Segregasi Status Sosial Berawal dari Sekolah

sumber: canva

Dua hari berturut-turut Harian Kompas menerbitkan laporan investigatif tentang carut marutnya proses Penerimaan Peserta Didik Baru (PPDB) sekolah negeri/publik. Mulai dari maraknya calo, murid titipan, hingga pemalsuan dokumen yang dilakukan orang tua. Umumnya, pengakalan proses ini terjadi di sekolah favorit di kota besar. Jika di era saya dulu syarat masuk ke sekolah negeri favorit dan bergengsi adalah nilai, kini sistem zonasi. Sistem zonasi mengharuskan peserta didik tinggal dalam radius 10 KM dari sekolah. Bukti ini ditandai dengan data Kartu Keluarga. Sehingga sebagian orang tua melakukan segala cara untuk mengakali sistem ini, bahkan ada yang menitipkan anaknya pada keluarga lain, atau merogoh kantong hingga Rp20 juta untuk mendapatkan kursi di sekolah negeri. Sistem zonasi dibuat agar tidak ada lagi sekolah favorit/bergengsi dan meratakan status sosial-ekonomi, selain itu peserta didik yang tinggal di zona sekolah mendapatkan akses sekolah dengan lebih adil. Namun, praktik yang terjadi justru menegaskan bahwa kurangnya sekolah publik yang berkualitas membuat masyarakat merebut untuk mendapatkan sekolah 'bergengsi' dengan cara apapun. 

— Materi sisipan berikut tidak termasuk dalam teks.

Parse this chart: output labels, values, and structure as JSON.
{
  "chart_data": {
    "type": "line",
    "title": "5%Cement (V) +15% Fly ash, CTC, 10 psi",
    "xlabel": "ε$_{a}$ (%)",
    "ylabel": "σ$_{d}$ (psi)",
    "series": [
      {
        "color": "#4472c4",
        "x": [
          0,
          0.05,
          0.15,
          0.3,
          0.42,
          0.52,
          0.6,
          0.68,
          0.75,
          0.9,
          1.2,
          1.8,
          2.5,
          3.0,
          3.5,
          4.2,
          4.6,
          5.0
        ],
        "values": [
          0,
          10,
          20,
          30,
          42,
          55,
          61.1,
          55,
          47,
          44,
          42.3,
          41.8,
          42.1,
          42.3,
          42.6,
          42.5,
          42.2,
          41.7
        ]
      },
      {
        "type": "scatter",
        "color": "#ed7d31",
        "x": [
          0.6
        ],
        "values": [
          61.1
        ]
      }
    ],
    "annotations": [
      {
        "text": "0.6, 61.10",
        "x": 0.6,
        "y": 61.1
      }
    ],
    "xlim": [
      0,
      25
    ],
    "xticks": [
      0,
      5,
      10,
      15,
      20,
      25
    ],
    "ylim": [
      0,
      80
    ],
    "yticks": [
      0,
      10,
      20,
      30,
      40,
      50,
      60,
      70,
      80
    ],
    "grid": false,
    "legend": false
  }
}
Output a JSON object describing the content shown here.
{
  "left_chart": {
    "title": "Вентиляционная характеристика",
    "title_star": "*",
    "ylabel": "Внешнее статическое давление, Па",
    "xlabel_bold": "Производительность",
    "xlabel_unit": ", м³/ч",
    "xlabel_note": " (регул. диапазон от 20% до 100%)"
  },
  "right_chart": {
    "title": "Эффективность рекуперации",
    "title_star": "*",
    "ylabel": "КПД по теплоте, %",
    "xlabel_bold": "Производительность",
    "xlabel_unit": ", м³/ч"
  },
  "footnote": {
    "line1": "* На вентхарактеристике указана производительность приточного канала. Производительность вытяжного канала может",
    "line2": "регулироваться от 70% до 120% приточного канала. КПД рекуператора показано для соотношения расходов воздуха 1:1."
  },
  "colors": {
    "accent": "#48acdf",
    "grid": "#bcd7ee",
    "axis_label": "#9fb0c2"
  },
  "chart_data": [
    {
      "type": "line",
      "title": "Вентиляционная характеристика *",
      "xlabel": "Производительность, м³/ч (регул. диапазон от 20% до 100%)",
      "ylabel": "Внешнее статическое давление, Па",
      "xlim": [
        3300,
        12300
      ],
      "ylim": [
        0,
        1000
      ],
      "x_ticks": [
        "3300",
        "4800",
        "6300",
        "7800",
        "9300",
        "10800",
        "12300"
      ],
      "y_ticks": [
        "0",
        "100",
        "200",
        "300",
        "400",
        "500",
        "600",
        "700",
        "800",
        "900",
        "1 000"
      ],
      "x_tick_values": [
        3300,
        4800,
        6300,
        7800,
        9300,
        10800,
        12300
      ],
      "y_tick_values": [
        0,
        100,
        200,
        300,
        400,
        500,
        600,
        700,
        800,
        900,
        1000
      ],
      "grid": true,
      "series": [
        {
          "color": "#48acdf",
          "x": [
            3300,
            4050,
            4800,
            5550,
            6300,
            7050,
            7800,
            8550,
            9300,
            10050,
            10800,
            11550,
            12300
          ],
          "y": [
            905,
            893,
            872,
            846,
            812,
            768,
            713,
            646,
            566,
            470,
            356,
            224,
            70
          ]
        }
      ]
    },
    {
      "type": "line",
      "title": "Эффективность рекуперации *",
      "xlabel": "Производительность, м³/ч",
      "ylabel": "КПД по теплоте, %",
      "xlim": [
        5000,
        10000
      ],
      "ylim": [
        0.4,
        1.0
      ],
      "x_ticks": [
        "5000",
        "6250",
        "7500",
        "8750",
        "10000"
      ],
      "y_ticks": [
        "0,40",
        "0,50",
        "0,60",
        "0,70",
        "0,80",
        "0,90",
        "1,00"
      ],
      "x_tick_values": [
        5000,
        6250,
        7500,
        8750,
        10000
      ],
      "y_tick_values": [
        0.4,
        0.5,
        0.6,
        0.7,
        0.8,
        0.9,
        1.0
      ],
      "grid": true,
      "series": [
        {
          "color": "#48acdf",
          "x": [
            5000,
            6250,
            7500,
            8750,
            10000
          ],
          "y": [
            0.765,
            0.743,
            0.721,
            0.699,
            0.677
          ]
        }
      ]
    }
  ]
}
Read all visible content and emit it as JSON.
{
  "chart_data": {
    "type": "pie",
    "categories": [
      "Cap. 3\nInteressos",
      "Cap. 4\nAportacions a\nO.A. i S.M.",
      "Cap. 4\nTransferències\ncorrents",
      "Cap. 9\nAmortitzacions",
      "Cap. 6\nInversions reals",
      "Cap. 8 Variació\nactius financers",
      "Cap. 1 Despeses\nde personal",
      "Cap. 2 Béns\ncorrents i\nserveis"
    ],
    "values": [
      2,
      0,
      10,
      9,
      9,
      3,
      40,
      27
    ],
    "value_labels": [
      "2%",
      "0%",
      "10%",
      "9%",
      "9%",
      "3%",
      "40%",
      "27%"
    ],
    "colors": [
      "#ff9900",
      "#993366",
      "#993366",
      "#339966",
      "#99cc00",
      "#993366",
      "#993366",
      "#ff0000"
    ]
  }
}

Sekolah Negeri versus Sekolah Swasta

Pendidikan seharusnya tetap menjadi fasilitas publik yang dapat diakses oleh semua orang, dari berbagai kalangan dan golongan. Akan tetapi, pertumbuhan kelas menengah di Indonesia tidak dibarengi dengan pertumbuhan pasokan sekolah publik yang berkualitas. Akibatnya, supply-demand tidak berimbang. Pasokan sekolah publik berkualitas tetap rendah, padahal permintaan kelas menengah untuk menyekolahkan anaknya di sekolah dengan fasilitas memadai terbilang tinggi. Masyarakat kelas menengah Indonesia mulai melek terhadap pendidikan dan memiliki banyak pertimbangan saat memilih sekolah bagi anak-anak. Alhasil, pendidikan yang seharusnya menjadi barang publik mengalami privatisasi karena ada permintaan pasar. Ini ceruk bisnis dengan pangsa pasar besar. 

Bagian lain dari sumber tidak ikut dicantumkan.